Promises and Performances apart, it’s the unalloyed Praise showered on Yogi Adityanath that left almost everyone speechless. For quite some time, rumours were rife about the ‘rift’ between the two strongmen and it was impossible not to overhear loud whispers about impending change in leadership in the state. All that ‘motivated’ reporting has now been laid to RIP. What is astounding is that the PM seems to have gotten carried away with his own flow of resonating words to certify that the UP CM’s handling of the Covid crisis was ‘unparalleled’. This sounded like rubbing salt in the not-as-yet healed wound. The plight of patients and their family members struggling to secure life-saving oxygen or a bed in the hospitals can’t be airbrushed easily. Public memory is proverbially short but can’t be equated with mass amnesia. Images of dead bodies buried in sandbanks or floating in the holy river continue to haunt.

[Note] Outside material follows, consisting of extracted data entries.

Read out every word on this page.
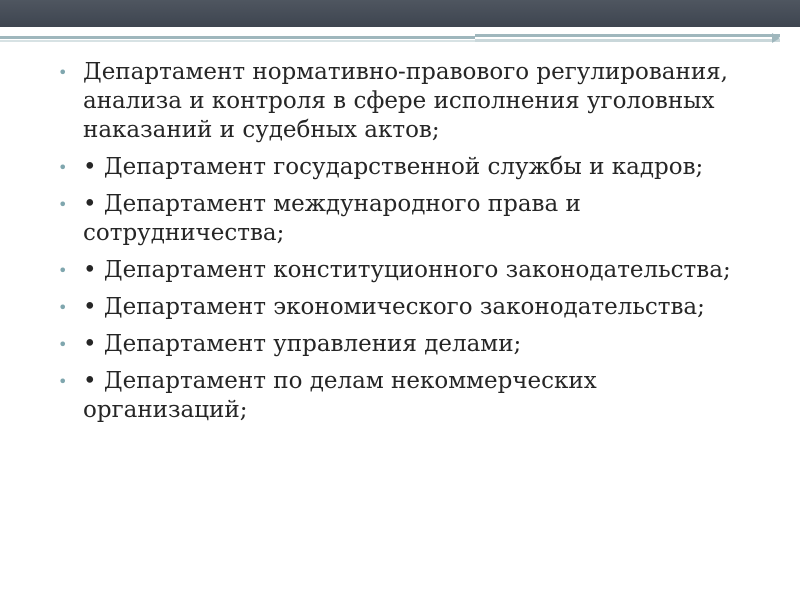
• Департамент нормативно-правового регулирования, анализа и контроля в сфере исполнения уголовных наказаний и судебных актов;
• • Департамент государственной службы и кадров;
• • Департамент международного права и сотрудничества;
• • Департамент конституционного законодательства;
• • Департамент экономического законодательства;
• • Департамент управления делами;
• • Департамент по делам некоммерческих организаций;
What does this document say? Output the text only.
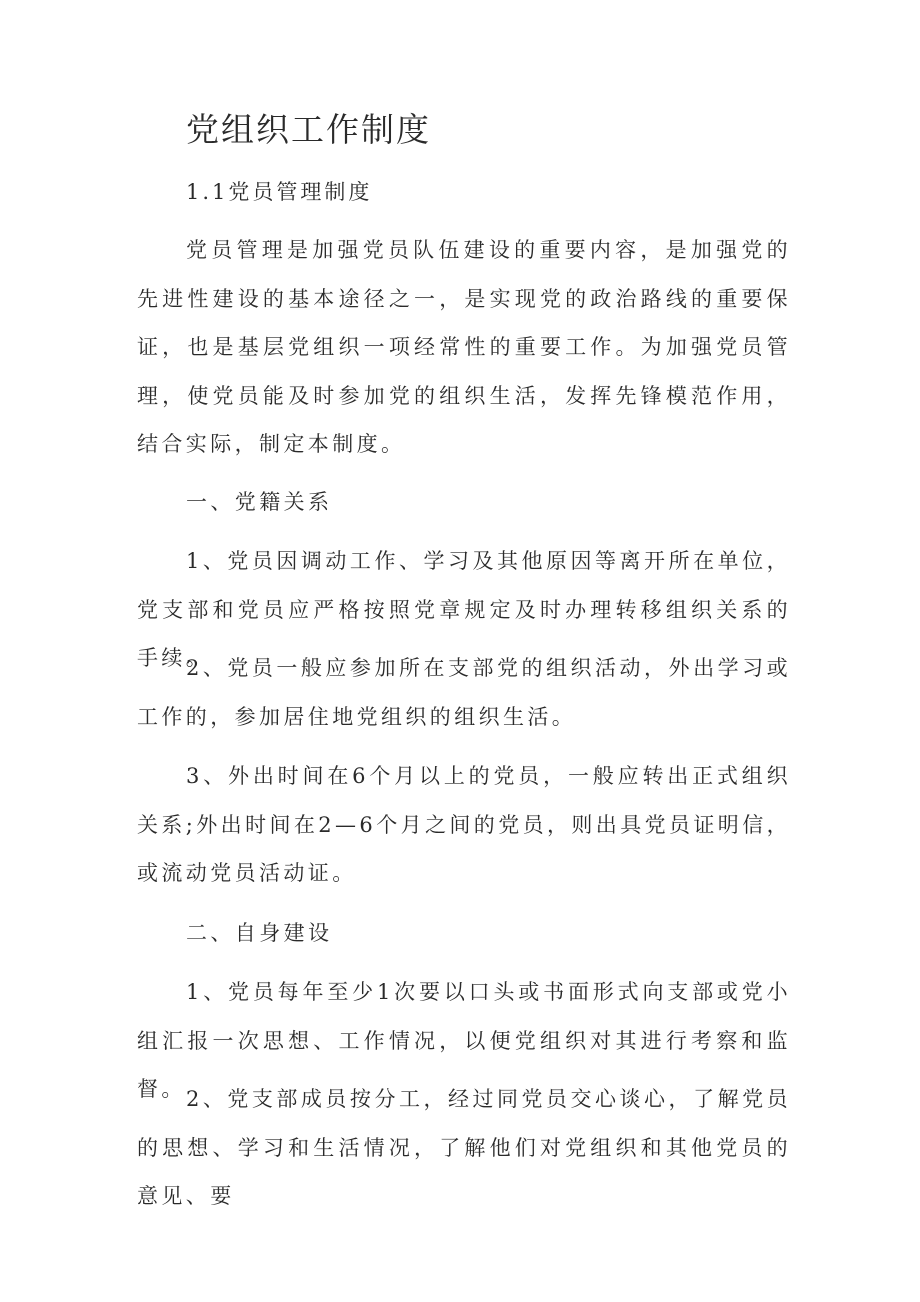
党组织工作制度

1.1党员管理制度

党员管理是加强党员队伍建设的重要内容，是加强党的先进性建设的基本途径之一，是实现党的政治路线的重要保证，也是基层党组织一项经常性的重要工作。为加强党员管理，使党员能及时参加党的组织生活，发挥先锋模范作用，结合实际，制定本制度。

一、党籍关系

1、党员因调动工作、学习及其他原因等离开所在单位，党支部和党员应严格按照党章规定及时办理转移组织关系的手续。

2、党员一般应参加所在支部党的组织活动，外出学习或工作的，参加居住地党组织的组织生活。

3、外出时间在6个月以上的党员，一般应转出正式组织关系;外出时间在2—6个月之间的党员，则出具党员证明信，或流动党员活动证。

二、自身建设

1、党员每年至少1次要以口头或书面形式向支部或党小组汇报一次思想、工作情况，以便党组织对其进行考察和监督。 2、党支部成员按分工，经过同党员交心谈心，了解党员的思想、学习和生活情况，了解他们对党组织和其他党员的意见、要
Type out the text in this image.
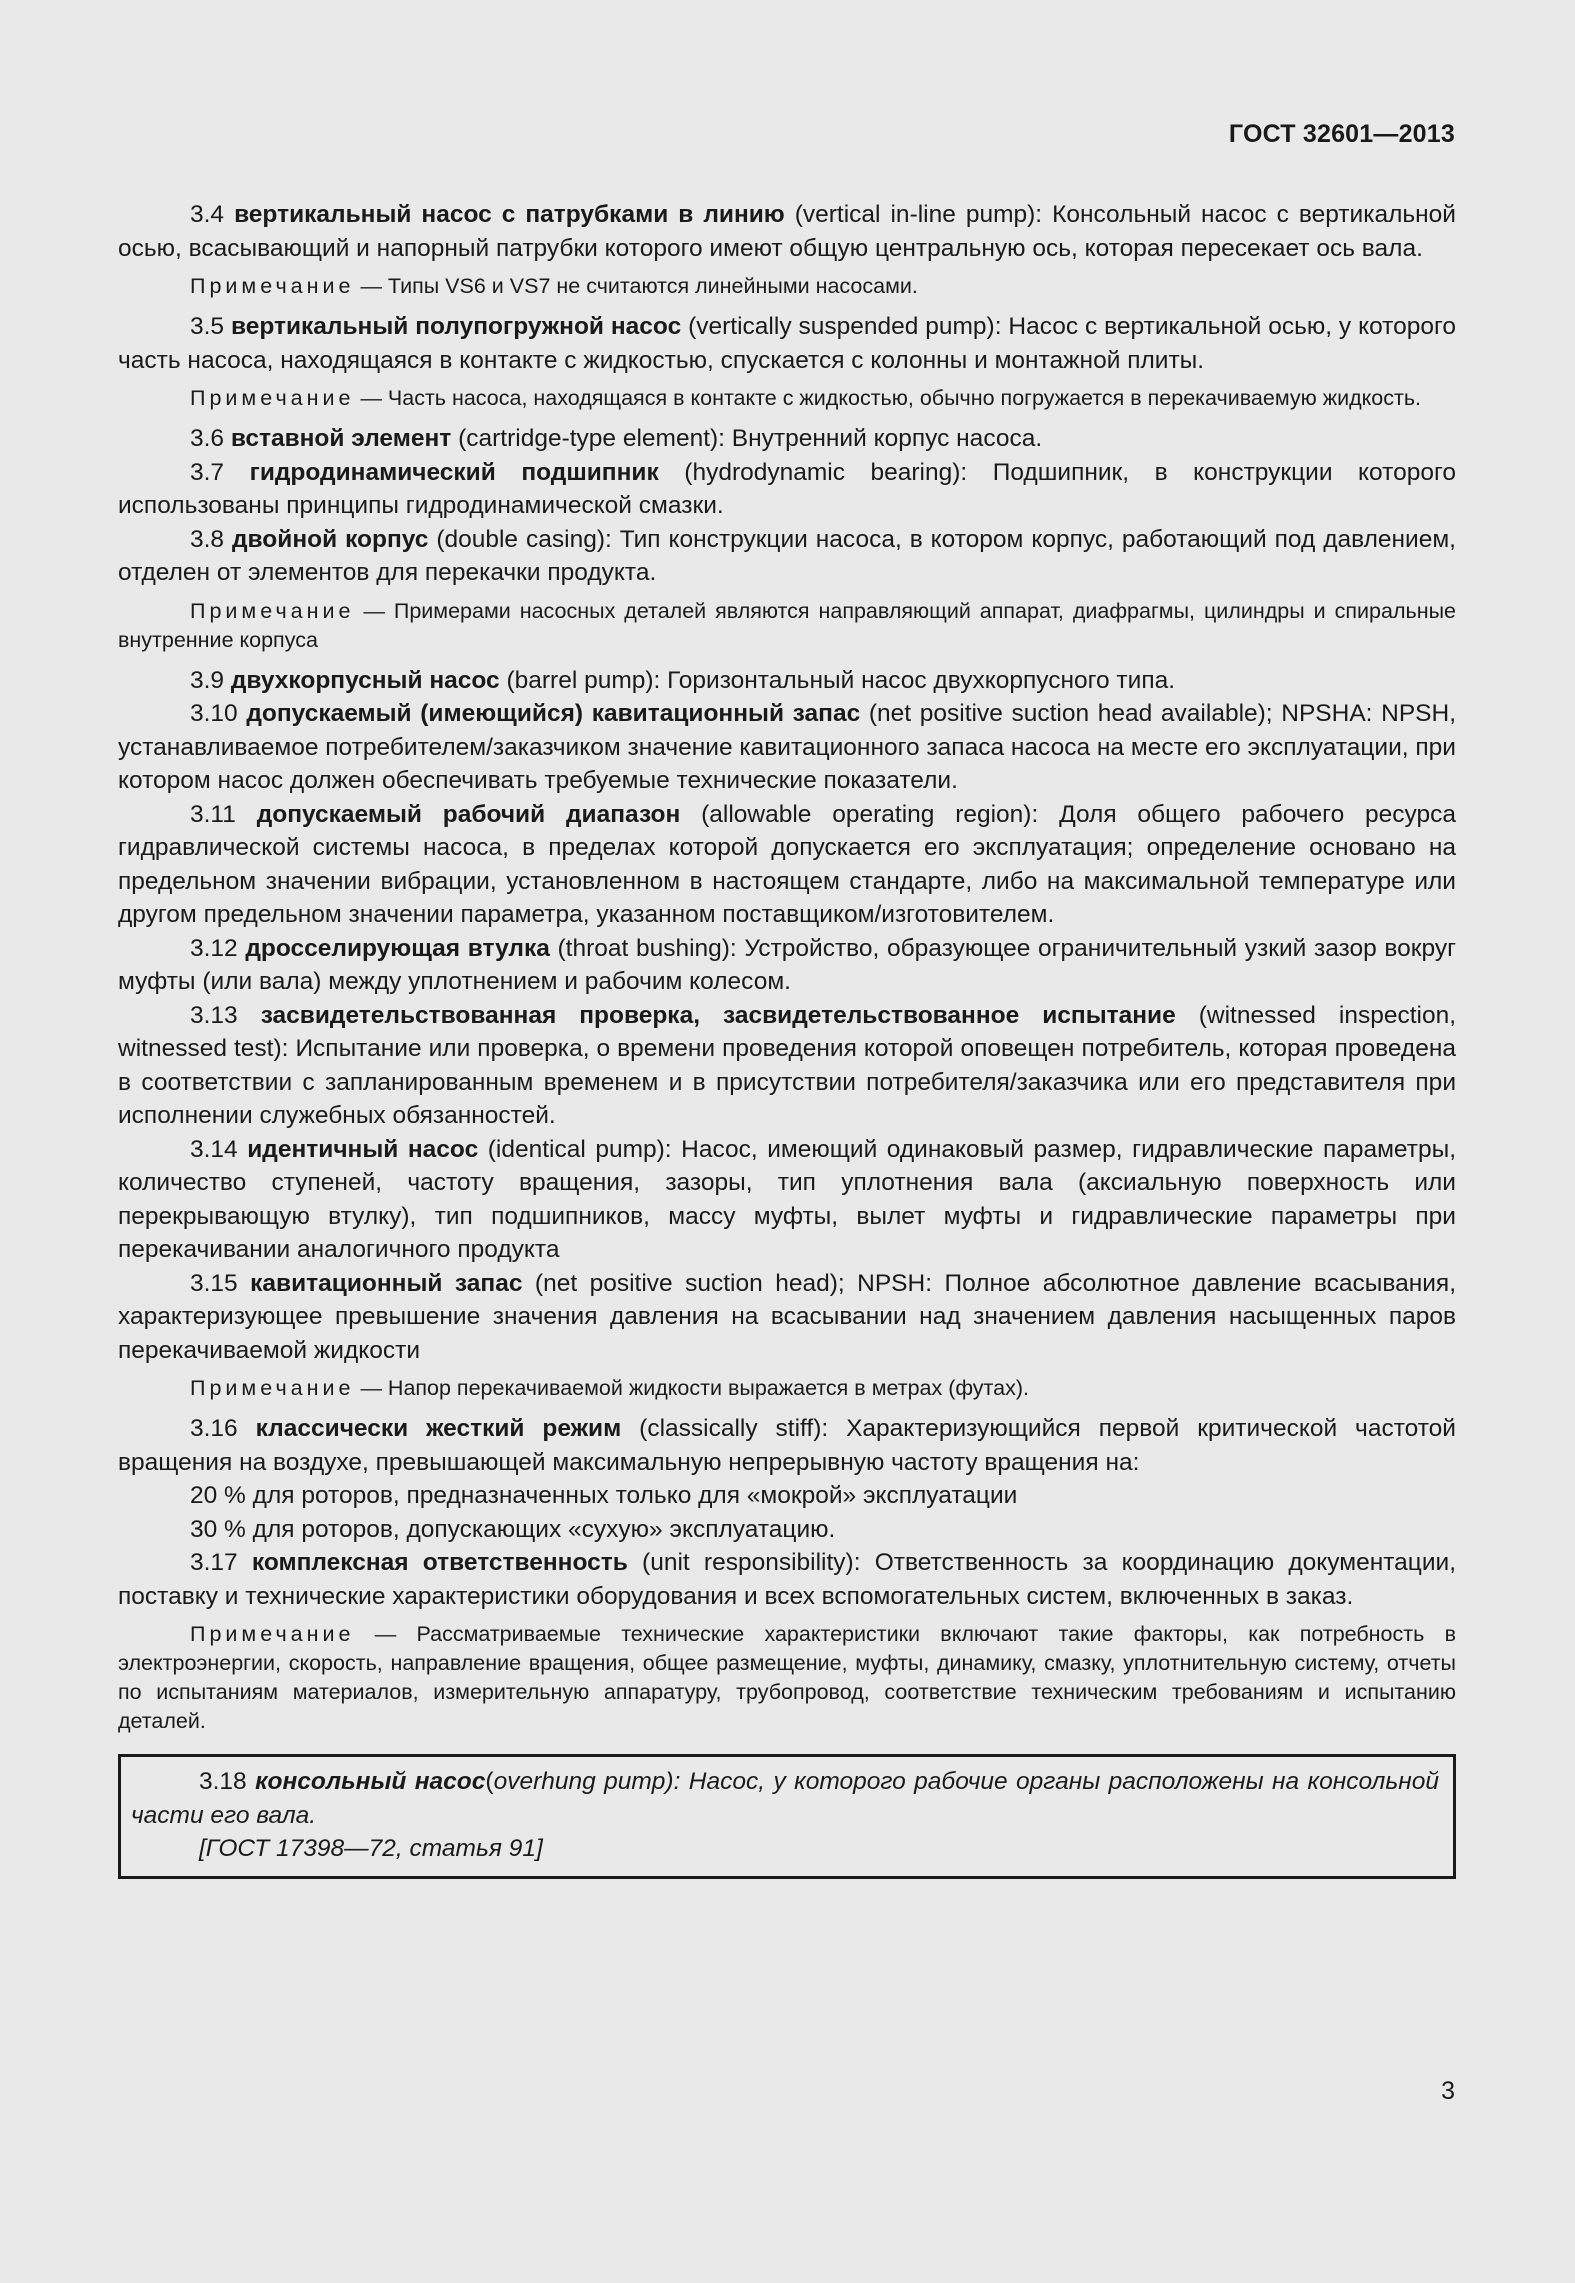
ГОСТ 32601—2013

3.4 вертикальный насос с патрубками в линию (vertical in-line pump): Консольный насос с вертикальной осью, всасывающий и напорный патрубки которого имеют общую центральную ось, которая пересекает ось вала.

Примечание — Типы VS6 и VS7 не считаются линейными насосами.

3.5 вертикальный полупогружной насос (vertically suspended pump): Насос с вертикальной осью, у которого часть насоса, находящаяся в контакте с жидкостью, спускается с колонны и монтажной плиты.

Примечание — Часть насоса, находящаяся в контакте с жидкостью, обычно погружается в перекачиваемую жидкость.

3.6 вставной элемент (cartridge-type element): Внутренний корпус насоса.

3.7 гидродинамический подшипник (hydrodynamic bearing): Подшипник, в конструкции которого использованы принципы гидродинамической смазки.

3.8 двойной корпус (double casing): Тип конструкции насоса, в котором корпус, работающий под давлением, отделен от элементов для перекачки продукта.

Примечание — Примерами насосных деталей являются направляющий аппарат, диафрагмы, цилиндры и спиральные внутренние корпуса

3.9 двухкорпусный насос (barrel pump): Горизонтальный насос двухкорпусного типа.

3.10 допускаемый (имеющийся) кавитационный запас (net positive suction head available); NPSHA: NPSH, устанавливаемое потребителем/заказчиком значение кавитационного запаса насоса на месте его эксплуатации, при котором насос должен обеспечивать требуемые технические показатели.

3.11 допускаемый рабочий диапазон (allowable operating region): Доля общего рабочего ресурса гидравлической системы насоса, в пределах которой допускается его эксплуатация; определение основано на предельном значении вибрации, установленном в настоящем стандарте, либо на максимальной температуре или другом предельном значении параметра, указанном поставщиком/изготовителем.

3.12 дросселирующая втулка (throat bushing): Устройство, образующее ограничительный узкий зазор вокруг муфты (или вала) между уплотнением и рабочим колесом.

3.13 засвидетельствованная проверка, засвидетельствованное испытание (witnessed inspection, witnessed test): Испытание или проверка, о времени проведения которой оповещен потребитель, которая проведена в соответствии с запланированным временем и в присутствии потребителя/заказчика или его представителя при исполнении служебных обязанностей.

3.14 идентичный насос (identical pump): Насос, имеющий одинаковый размер, гидравлические параметры, количество ступеней, частоту вращения, зазоры, тип уплотнения вала (аксиальную поверхность или перекрывающую втулку), тип подшипников, массу муфты, вылет муфты и гидравлические параметры при перекачивании аналогичного продукта

3.15 кавитационный запас (net positive suction head); NPSH: Полное абсолютное давление всасывания, характеризующее превышение значения давления на всасывании над значением давления насыщенных паров перекачиваемой жидкости

Примечание — Напор перекачиваемой жидкости выражается в метрах (футах).

3.16 классически жесткий режим (classically stiff): Характеризующийся первой критической частотой вращения на воздухе, превышающей максимальную непрерывную частоту вращения на:

20 % для роторов, предназначенных только для «мокрой» эксплуатации

30 % для роторов, допускающих «сухую» эксплуатацию.

3.17 комплексная ответственность (unit responsibility): Ответственность за координацию документации, поставку и технические характеристики оборудования и всех вспомогательных систем, включенных в заказ.

Примечание — Рассматриваемые технические характеристики включают такие факторы, как потребность в электроэнергии, скорость, направление вращения, общее размещение, муфты, динамику, смазку, уплотнительную систему, отчеты по испытаниям материалов, измерительную аппаратуру, трубопровод, соответствие техническим требованиям и испытанию деталей.

3.18 консольный насос(overhung pump): Насос, у которого рабочие органы расположены на консольной части его вала.

[ГОСТ 17398—72, статья 91]

3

Among those who suffered bereavement are families of internationally renowned, eminent musicians from Varanasi. Nor can it be forgotten that those who complained about mismanagement were charged under draconian laws and persecuted. These included BJP legislators and supporters. Modi was equally fulsome in lauding the UP CM for ensuring the Rule of Law in his state. Here again, it is difficult to believe that the PM is unaware of ground realities. In UP, the thin line between eradication of crime and elimination of the accused has always been blurred but when the PM of India pats Yogi’s back, it aggravates the existing Problem of Credibility.